Generalizing this to functions taking multiple arguments or whatnot should be fairly straightforward. For further details on using MemoTrie, you might find this blog post by its author helpful.
See memoization
There are a number of tools in GHC's runtime system explicitly to support memoization.
Unfortunately, memoization isn't really a one-size fits all affair, so there are several different approaches that we need to support in order to cope with different user needs.
You may find the original 1999 writeup useful as it includes several implementations as examples:
Stretching the Storage Manager: Weak Pointers and Stable Names in Haskell by Simon Peyton Jones, Simon Marlow, and Conal Elliott
I will add my own solution, which seems to be quite slow as well. First parameter is a function that returns Int32 - which is unique identifier of the parameter. If you want to uniquely identify it by different means (e.g. by 'id'), you have to change the second parameter in H.new to a different hash function. I will try to find out how to use Data.Map and test if I get faster results.

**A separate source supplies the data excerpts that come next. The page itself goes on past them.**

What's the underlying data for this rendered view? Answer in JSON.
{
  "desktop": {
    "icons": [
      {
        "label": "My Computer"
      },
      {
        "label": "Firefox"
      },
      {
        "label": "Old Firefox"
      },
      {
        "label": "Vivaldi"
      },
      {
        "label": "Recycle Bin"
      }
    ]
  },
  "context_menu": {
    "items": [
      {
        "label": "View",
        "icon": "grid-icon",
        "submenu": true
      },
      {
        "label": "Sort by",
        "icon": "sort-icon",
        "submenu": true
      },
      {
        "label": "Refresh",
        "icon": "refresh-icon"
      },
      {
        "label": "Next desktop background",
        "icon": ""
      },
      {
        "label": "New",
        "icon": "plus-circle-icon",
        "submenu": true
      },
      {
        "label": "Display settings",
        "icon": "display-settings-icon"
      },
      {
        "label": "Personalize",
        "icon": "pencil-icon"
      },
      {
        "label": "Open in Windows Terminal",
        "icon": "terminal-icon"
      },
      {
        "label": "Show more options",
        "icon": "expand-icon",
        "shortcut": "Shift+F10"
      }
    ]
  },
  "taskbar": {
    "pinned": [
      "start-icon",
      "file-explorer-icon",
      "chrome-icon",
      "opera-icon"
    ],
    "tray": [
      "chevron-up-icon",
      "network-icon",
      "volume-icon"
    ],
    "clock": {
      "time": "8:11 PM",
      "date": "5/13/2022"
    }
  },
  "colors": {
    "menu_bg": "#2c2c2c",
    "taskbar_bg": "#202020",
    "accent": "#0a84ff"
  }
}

import qualified Data.HashTable as H
import Data.Int
import System.IO.Unsafe
cache :: (a -> Int32) -> (a -> b) -> (a -> b)
cache ident f = unsafePerformIO $ createfunc
where
createfunc = do
storage <- H.new (==) id
return (doit storage)
doit storage = unsafePerformIO . comp
where
comp x = do
look <- H.lookup storage (ident x)
case look of
Just res -> return res
Nothing -> do
result <- return (f x)
H.insert storage (ident x) result
return result
You can write the slow function as a higher order function, returning a function itself. Thus you can do all the preprocessing inside the slow function and the part that is different in each computation in the returned (hopefully fast) function. An example could look like this:
(SML code, but the idea should be clear)
fun computeComplicatedThing (x:float) (y:float) = (* ... some very complicated computation *)

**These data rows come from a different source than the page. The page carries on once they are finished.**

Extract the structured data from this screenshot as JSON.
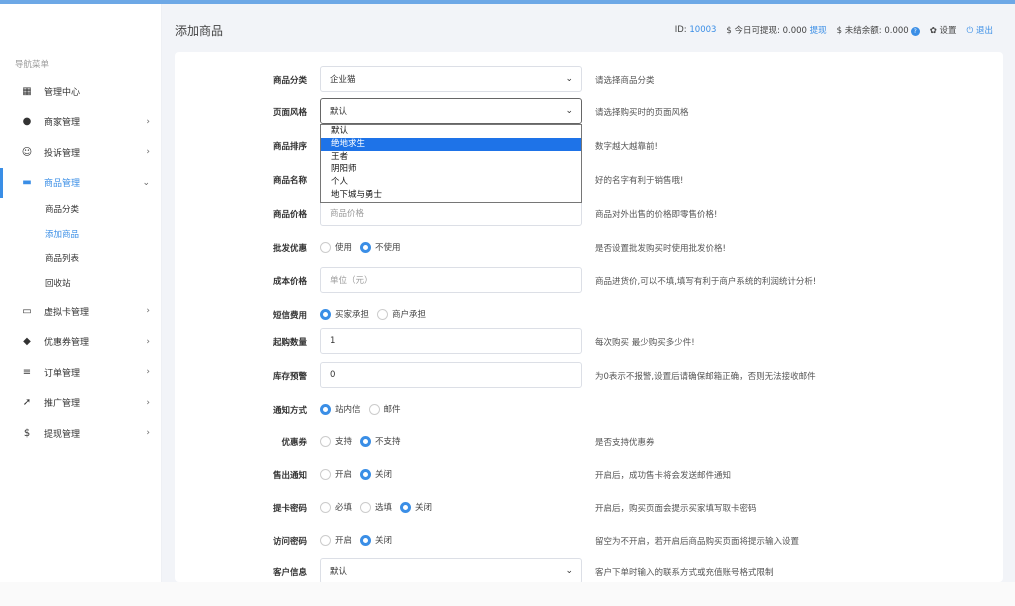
{
  "sidebar": {
    "nav_title": "导航菜单",
    "items": [
      {
        "label": "管理中心",
        "icon": "dashboard-icon",
        "glyph": "▦",
        "chevron": ""
      },
      {
        "label": "商家管理",
        "icon": "user-icon",
        "glyph": "●",
        "chevron": "›"
      },
      {
        "label": "投诉管理",
        "icon": "smile-icon",
        "glyph": "☺",
        "chevron": "›"
      },
      {
        "label": "商品管理",
        "icon": "shop-icon",
        "glyph": "▬",
        "chevron": "⌄"
      },
      {
        "label": "虚拟卡管理",
        "icon": "card-icon",
        "glyph": "▭",
        "chevron": "›"
      },
      {
        "label": "优惠券管理",
        "icon": "tag-icon",
        "glyph": "◆",
        "chevron": "›"
      },
      {
        "label": "订单管理",
        "icon": "list-icon",
        "glyph": "≡",
        "chevron": "›"
      },
      {
        "label": "推广管理",
        "icon": "send-icon",
        "glyph": "➚",
        "chevron": "›"
      },
      {
        "label": "提现管理",
        "icon": "dollar-icon",
        "glyph": "$",
        "chevron": "›"
      }
    ],
    "submenu": [
      "商品分类",
      "添加商品",
      "商品列表",
      "回收站"
    ]
  },
  "header": {
    "title": "添加商品",
    "id_label": "ID:",
    "id_value": "10003",
    "withdraw_label": "$ 今日可提现:",
    "withdraw_value": "0.000",
    "withdraw_link": "提现",
    "unsettled_label": "$ 未结余额:",
    "unsettled_value": "0.000",
    "settings": "设置",
    "logout": "退出"
  },
  "form": {
    "category": {
      "label": "商品分类",
      "value": "企业猫",
      "help": "请选择商品分类"
    },
    "style": {
      "label": "页面风格",
      "value": "默认",
      "help": "请选择购买时的页面风格"
    },
    "style_options": [
      "默认",
      "绝地求生",
      "王者",
      "阴阳师",
      "个人",
      "地下城与勇士"
    ],
    "style_highlight": "绝地求生",
    "sort": {
      "label": "商品排序",
      "help": "数字越大越靠前!"
    },
    "name": {
      "label": "商品名称",
      "help": "好的名字有利于销售哦!"
    },
    "price": {
      "label": "商品价格",
      "placeholder": "商品价格",
      "help": "商品对外出售的价格即零售价格!"
    },
    "wholesale": {
      "label": "批发优惠",
      "options": [
        "使用",
        "不使用"
      ],
      "help": "是否设置批发购买时使用批发价格!"
    },
    "cost": {
      "label": "成本价格",
      "placeholder": "单位（元）",
      "help": "商品进货价,可以不填,填写有利于商户系统的利润统计分析!"
    },
    "sms": {
      "label": "短信费用",
      "options": [
        "买家承担",
        "商户承担"
      ],
      "help": ""
    },
    "min_qty": {
      "label": "起购数量",
      "value": "1",
      "help": "每次购买 最少购买多少件!"
    },
    "stock_alert": {
      "label": "库存预警",
      "value": "0",
      "help": "为0表示不报警,设置后请确保邮箱正确，否则无法接收邮件"
    },
    "notify": {
      "label": "通知方式",
      "options": [
        "站内信",
        "邮件"
      ],
      "help": ""
    },
    "coupon": {
      "label": "优惠券",
      "options": [
        "支持",
        "不支持"
      ],
      "help": "是否支持优惠券"
    },
    "sold_notify": {
      "label": "售出通知",
      "options": [
        "开启",
        "关闭"
      ],
      "help": "开启后，成功售卡将会发送邮件通知"
    },
    "card_pwd": {
      "label": "提卡密码",
      "options": [
        "必填",
        "选填",
        "关闭"
      ],
      "help": "开启后，购买页面会提示买家填写取卡密码"
    },
    "access_pwd": {
      "label": "访问密码",
      "options": [
        "开启",
        "关闭"
      ],
      "help": "留空为不开启，若开启后商品购买页面将提示输入设置"
    },
    "customer_info": {
      "label": "客户信息",
      "value": "默认",
      "help": "客户下单时输入的联系方式或充值账号格式限制"
    }
  }
}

fun computeComplicatedThingFast = computeComplicatedThing 3.14 (* provide x, do computation that needs only x *)
val result1 = computeComplicatedThingFast 2.71 (* provide y, do computation that needs x and y *)

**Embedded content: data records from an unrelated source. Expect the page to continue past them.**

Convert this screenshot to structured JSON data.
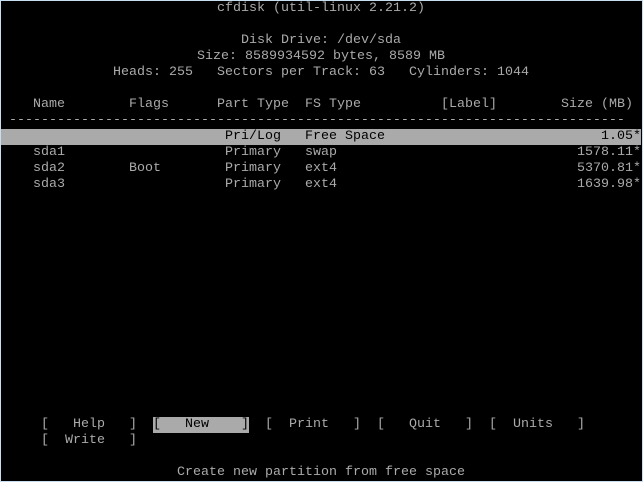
{
  "title": "cfdisk (util-linux 2.21.2)",
  "disk": {
    "drive": "Disk Drive: /dev/sda",
    "size": "Size: 8589934592 bytes, 8589 MB",
    "geometry": "Heads: 255   Sectors per Track: 63   Cylinders: 1044"
  },
  "columns": {
    "name": "Name",
    "flags": "Flags",
    "part_type": "Part Type",
    "fs_type": "FS Type",
    "label": "[Label]",
    "size": "Size (MB)"
  },
  "separator": "-----------------------------------------------------------------------------",
  "rows": [
    {
      "name": "",
      "flags": "",
      "part_type": "Pri/Log",
      "fs_type": "Free Space",
      "label": "",
      "size": "1.05*"
    },
    {
      "name": "sda1",
      "flags": "",
      "part_type": "Primary",
      "fs_type": "swap",
      "label": "",
      "size": "1578.11*"
    },
    {
      "name": "sda2",
      "flags": "Boot",
      "part_type": "Primary",
      "fs_type": "ext4",
      "label": "",
      "size": "5370.81*"
    },
    {
      "name": "sda3",
      "flags": "",
      "part_type": "Primary",
      "fs_type": "ext4",
      "label": "",
      "size": "1639.98*"
    }
  ],
  "menu": {
    "help": "[   Help   ]",
    "new": "[   New    ]",
    "print": "[  Print   ]",
    "quit": "[   Quit   ]",
    "units": "[  Units   ]",
    "write": "[  Write   ]"
  },
  "status": "Create new partition from free space",
  "colors": {
    "fg": "#aaaaaa",
    "bg": "#000000",
    "highlight": "#aaaaaa"
  }
}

val result2 = computeComplicatedThingFast 2.81
val result3 = computeComplicatedThingFast 2.91
I have several tens of thousands possible inputs and I only actually use a handful. I would need to initialize the array ... using a function instead of a list.
I'd go with listArray (start, end) (map func [start..end])
func doesn't really get called above. Haskell is lazy and creates thunks which will be evaluated when the value is actually required.
When using a normal array you always need to initialize its values. So the work required for creating these thunks is necessary anyhow.
Several tens of thousands is far from a lot. If you'd have trillions then I would suggest to use a hash table yada yada
I don't know haskell specifically, but how about keeping existing answers in some hashed datastructure (might be called a dictionary, or hashmap)? You can wrap your slow function in another function that first check the map and only calls the slow function if it hasn't found an answer.
You could make it fancy by limiting the size of the map to a certain size and when it reaches that, throwing out the least recently used entry. For this you would additionally need to keep a map of key-to-timestamp mappings.